The revised engine has a larger capacity than the unit used in the outgoing F12. It also incorporates a new high pressure, direct fuel injection system and features variable geometry intake tracts, technology the car maker says it has borrowed from Formula One.
Delivering power to the rear wheels is the same seven-speed dual clutch gearbox used in the F12, but its ratios have been chosen specifically for the 812 Superfast, and the shift times of the ‘box are faster, says Ferrari.
This is the first Ferrari to use an electric power steering system, and Ferrari’s patented Side Slip Control (SSC) is used together with the ‘Virtual Short Wheelbase – effectively a four-wheel steering system – which will work together to help drivers manhandle the car’s not inconsiderable performance.

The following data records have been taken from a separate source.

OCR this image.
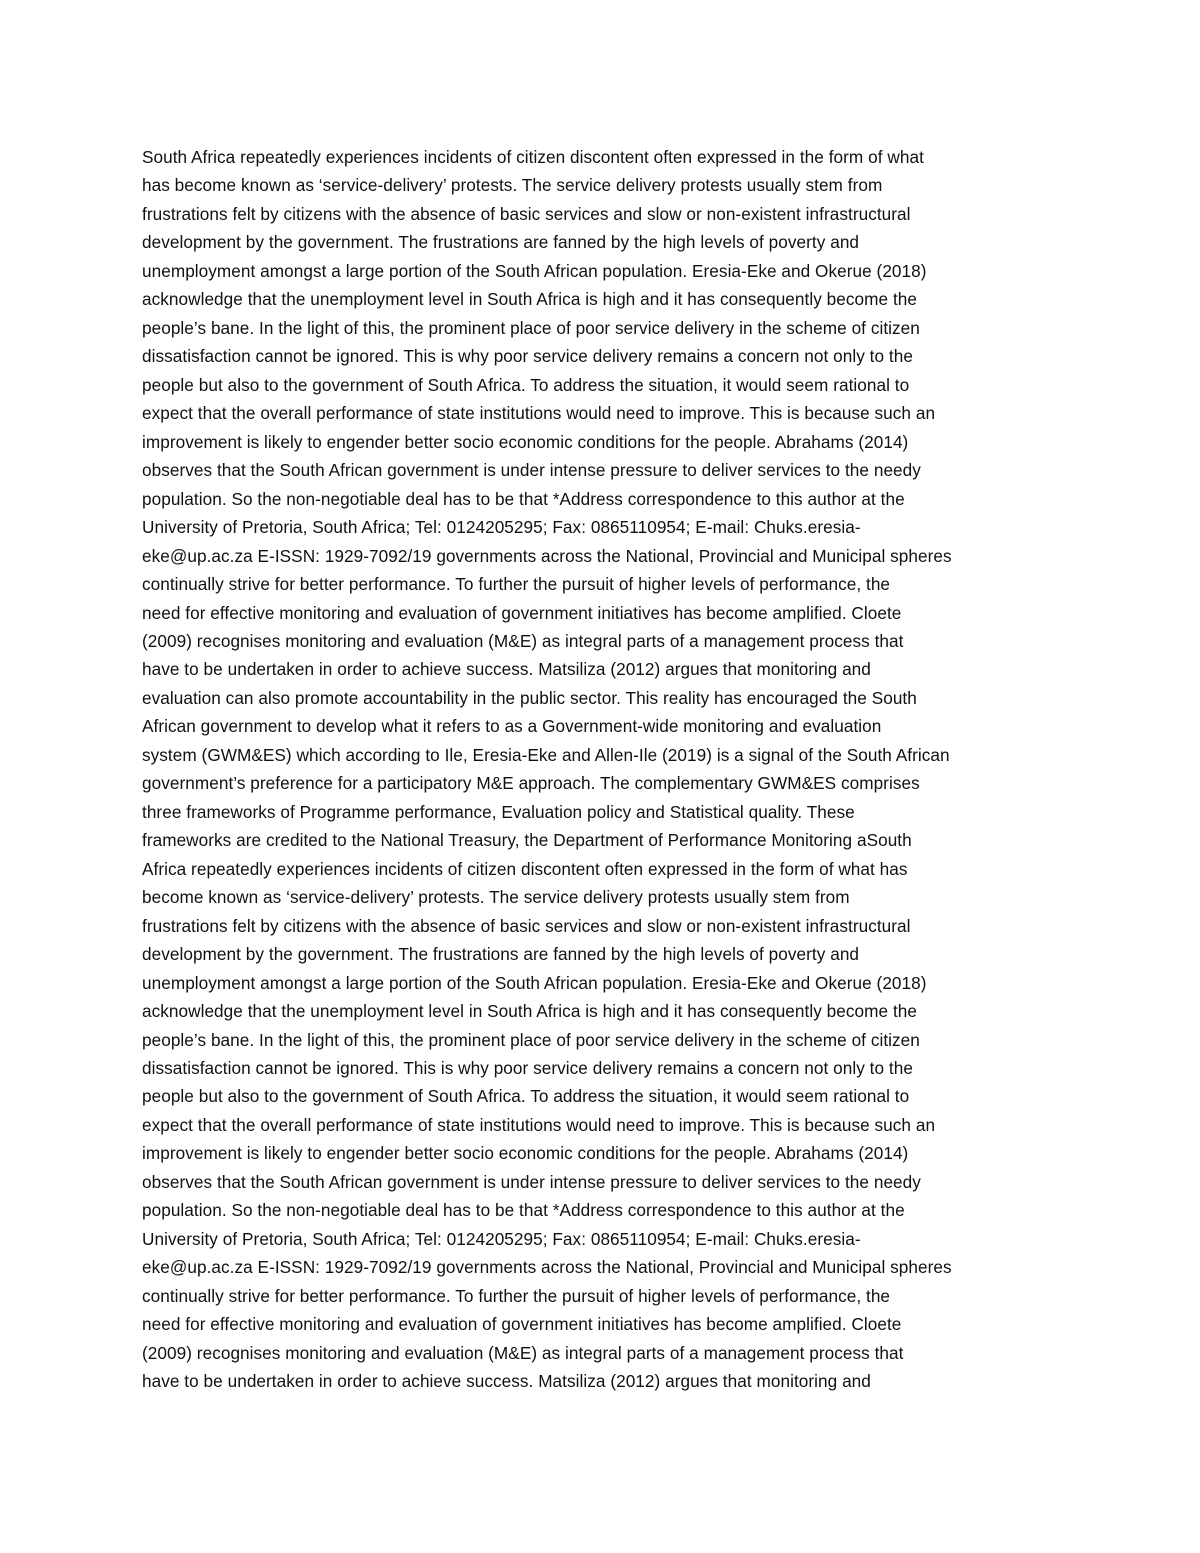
South Africa repeatedly experiences incidents of citizen discontent often expressed in the form of what
has become known as ‘service-delivery’ protests. The service delivery protests usually stem from
frustrations felt by citizens with the absence of basic services and slow or non-existent infrastructural
development by the government. The frustrations are fanned by the high levels of poverty and
unemployment amongst a large portion of the South African population. Eresia-Eke and Okerue (2018)
acknowledge that the unemployment level in South Africa is high and it has consequently become the
people’s bane. In the light of this, the prominent place of poor service delivery in the scheme of citizen
dissatisfaction cannot be ignored. This is why poor service delivery remains a concern not only to the
people but also to the government of South Africa. To address the situation, it would seem rational to
expect that the overall performance of state institutions would need to improve. This is because such an
improvement is likely to engender better socio economic conditions for the people. Abrahams (2014)
observes that the South African government is under intense pressure to deliver services to the needy
population. So the non-negotiable deal has to be that *Address correspondence to this author at the
University of Pretoria, South Africa; Tel: 0124205295; Fax: 0865110954; E-mail: Chuks.eresia-
eke@up.ac.za E-ISSN: 1929-7092/19 governments across the National, Provincial and Municipal spheres
continually strive for better performance. To further the pursuit of higher levels of performance, the
need for effective monitoring and evaluation of government initiatives has become amplified. Cloete
(2009) recognises monitoring and evaluation (M&E) as integral parts of a management process that
have to be undertaken in order to achieve success. Matsiliza (2012) argues that monitoring and
evaluation can also promote accountability in the public sector. This reality has encouraged the South
African government to develop what it refers to as a Government-wide monitoring and evaluation
system (GWM&ES) which according to Ile, Eresia-Eke and Allen-Ile (2019) is a signal of the South African
government’s preference for a participatory M&E approach. The complementary GWM&ES comprises
three frameworks of Programme performance, Evaluation policy and Statistical quality. These
frameworks are credited to the National Treasury, the Department of Performance Monitoring aSouth
Africa repeatedly experiences incidents of citizen discontent often expressed in the form of what has
become known as ‘service-delivery’ protests. The service delivery protests usually stem from
frustrations felt by citizens with the absence of basic services and slow or non-existent infrastructural
development by the government. The frustrations are fanned by the high levels of poverty and
unemployment amongst a large portion of the South African population. Eresia-Eke and Okerue (2018)
acknowledge that the unemployment level in South Africa is high and it has consequently become the
people’s bane. In the light of this, the prominent place of poor service delivery in the scheme of citizen
dissatisfaction cannot be ignored. This is why poor service delivery remains a concern not only to the
people but also to the government of South Africa. To address the situation, it would seem rational to
expect that the overall performance of state institutions would need to improve. This is because such an
improvement is likely to engender better socio economic conditions for the people. Abrahams (2014)
observes that the South African government is under intense pressure to deliver services to the needy
population. So the non-negotiable deal has to be that *Address correspondence to this author at the
University of Pretoria, South Africa; Tel: 0124205295; Fax: 0865110954; E-mail: Chuks.eresia-
eke@up.ac.za E-ISSN: 1929-7092/19 governments across the National, Provincial and Municipal spheres
continually strive for better performance. To further the pursuit of higher levels of performance, the
need for effective monitoring and evaluation of government initiatives has become amplified. Cloete
(2009) recognises monitoring and evaluation (M&E) as integral parts of a management process that
have to be undertaken in order to achieve success. Matsiliza (2012) argues that monitoring and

A makeover of the bodywork is aimed at improving air flow and engine cooling, and there are some active panels which are said to improve the car’s downforce at speed. Inside, the dashboard has been spruced up with new instruments and infotainment systems, and there are new seats – presumably with a vice-like grip.
The 812 Superfast makes its public debut at next month’s Geneva motor show, and, unsurprisingly, it won’t come cheap to prospective buyers. Expect to pay around £250,000 for the new model. Given how values of used F12s are proving robust, the improved 812 could be a good long-term investment.